D’après les récits du personnel médical, plusieurs portes administratives ont été forcées, notamment celles du secrétariat, du bureau de l’Administrateur Gestionnaire Titulaire (AGT) ainsi que d’autres bureaux centraux. Si les assaillants ne sont pas parvenus à ouvrir certaines pièces, leur présence a suffi à semer la peur dans tout l’établissement. Les malades, les gardes-malades et les soignants ont été pris de panique face à cette intrusion brutale au sein d’un lieu censé être dédié aux soins et à la sécurité.

Le bilan provisoire communiqué par les médecins fait état d’au moins quatre morts alors qu’un premier rapport faisait état de deux décès par balle ainsi que de douze blessés, dont trois cas graves. Plusieurs biens appartenant aux prestataires, patients, stagiaires et accompagnants auraient également été emportés lors des violences.

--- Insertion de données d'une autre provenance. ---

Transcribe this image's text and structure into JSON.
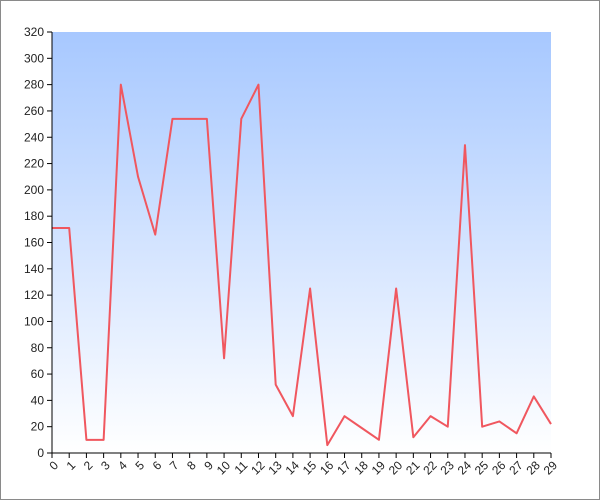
{
  "chart_data": {
    "type": "line",
    "title": "",
    "xlabel": "",
    "ylabel": "",
    "x": [
      0,
      1,
      2,
      3,
      4,
      5,
      6,
      7,
      8,
      9,
      10,
      11,
      12,
      13,
      14,
      15,
      16,
      17,
      18,
      19,
      20,
      21,
      22,
      23,
      24,
      25,
      26,
      27,
      28,
      29
    ],
    "series": [
      {
        "values": [
          171,
          171,
          10,
          10,
          280,
          210,
          166,
          254,
          254,
          254,
          72,
          254,
          280,
          52,
          28,
          125,
          6,
          28,
          19,
          10,
          125,
          12,
          28,
          20,
          234,
          20,
          24,
          15,
          43,
          22
        ]
      }
    ],
    "ylim": [
      0,
      320
    ],
    "yticks": [
      0,
      20,
      40,
      60,
      80,
      100,
      120,
      140,
      160,
      180,
      200,
      220,
      240,
      260,
      280,
      300,
      320
    ],
    "grid": false,
    "legend": "none",
    "colors": {
      "line": "#f0575f",
      "background_top": "#a7c8ff",
      "background_bottom": "#ffffff",
      "axis": "#000000"
    }
  }
}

Les blessés ont été transférés à l’hôpital militaire de Kokolo sur décision des autorités communales de N’sele.

Face à cette situation jugée intenable, la quasi-totalité du personnel soignant a quitté l’hôpital et a décrété une grève à compter de ce jeudi 16 avril. Les médecins dénoncent l’absence de garanties sécuritaires et refusent de reprendre le travail tant que leur intégrité physique, celle des patients et celle des infrastructures hospitalières ne seront pas assurées.